08.05.2017

Ärger mit der Fritz Nols AG: Zwangsgeldandrohung durch BaFin

Erneut hat die Bundesanstalt für Finanzdienstleistungsaufsicht (BaFin) einer Aktiengesellschaft Zwangsgelder angedroht.

Hintergrund sind Verstöße gegen die Finanzberichterstattungspflichten des Wertpapierhandelsgesetzes (WpHG), hier insbesondere Paragraph 37. Der am 02.05.2017 ergangene, jedoch erst am heutigen Montag veröffentlichte Bescheid ist zwar sofort vollziehbar, jedoch noch nicht bestandskräftig.
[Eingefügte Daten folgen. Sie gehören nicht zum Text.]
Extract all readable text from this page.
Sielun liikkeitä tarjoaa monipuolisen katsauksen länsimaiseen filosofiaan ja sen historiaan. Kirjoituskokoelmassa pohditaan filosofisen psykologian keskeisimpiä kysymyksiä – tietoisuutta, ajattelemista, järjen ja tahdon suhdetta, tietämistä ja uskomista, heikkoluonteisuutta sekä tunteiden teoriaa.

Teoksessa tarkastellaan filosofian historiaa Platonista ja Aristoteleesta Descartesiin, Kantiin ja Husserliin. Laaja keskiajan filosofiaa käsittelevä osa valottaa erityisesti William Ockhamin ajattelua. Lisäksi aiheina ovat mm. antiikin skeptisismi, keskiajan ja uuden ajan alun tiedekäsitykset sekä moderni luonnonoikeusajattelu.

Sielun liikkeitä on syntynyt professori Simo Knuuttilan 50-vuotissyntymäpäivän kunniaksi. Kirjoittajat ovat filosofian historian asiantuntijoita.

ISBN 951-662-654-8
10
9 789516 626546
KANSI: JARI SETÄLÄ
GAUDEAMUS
Allein die Höhe der angekündigten Bußen macht aufmerksam: satte 335.000 € stehen im Raum.

Letzte Bilanzen aus 2015

Kurzer Blick auf die unternehmenseigene Webseite der in Berlin beheimateten Firma: der Suchende findet einen übersichtlichen Auftritt in  orthographisch nicht ganz korrektem, leicht holprigem Englisch sowie auf Deutsch. Die Fritz Nols AG präsentiert sich hier als Unternehmensberatung für kleine bis mittelgroße Firmen. Hendrik Klein fungiert als Vorstand, die Herren Dr. Oliver Maaß, Jan Schaagen und Ernst-Henning Graf von Hardenberg bilden den Aufsichtsrat. Unter Media/Finanznachrichten wird auf einen Link verwiesen, der wiederum auf dortig gespeicherte Finanzberichte führt. Die letzten dort aufgeführten Bilanzen beziehungsweise Berichte stammen aus 2015.

Absturz zum Pennystock

Eine weitergehende Suche nach der Historie des Wertpapieres (WKN: 507090 / ISIN: DE0005070908) ergibt einen Kursverlauf, der dem einen oder anderen Kapitalgeber und Aktionär zwischenzeitlich Magenschmerzen bereitet haben dürfte. Nach Notierungen um die 50 € zu Glanzzeiten bewertet der Markt Fritz Nols mittlerweile und bereits seit geraumer Zeit als Pennystock. Auch das Echo der Diskussionsforen auf unterschiedlichen Finanzportalen kann selbst der gutmeinende Interessent kaum anders als großangelegte, vielstimmig-symphonische Kakophonie bezeichnen.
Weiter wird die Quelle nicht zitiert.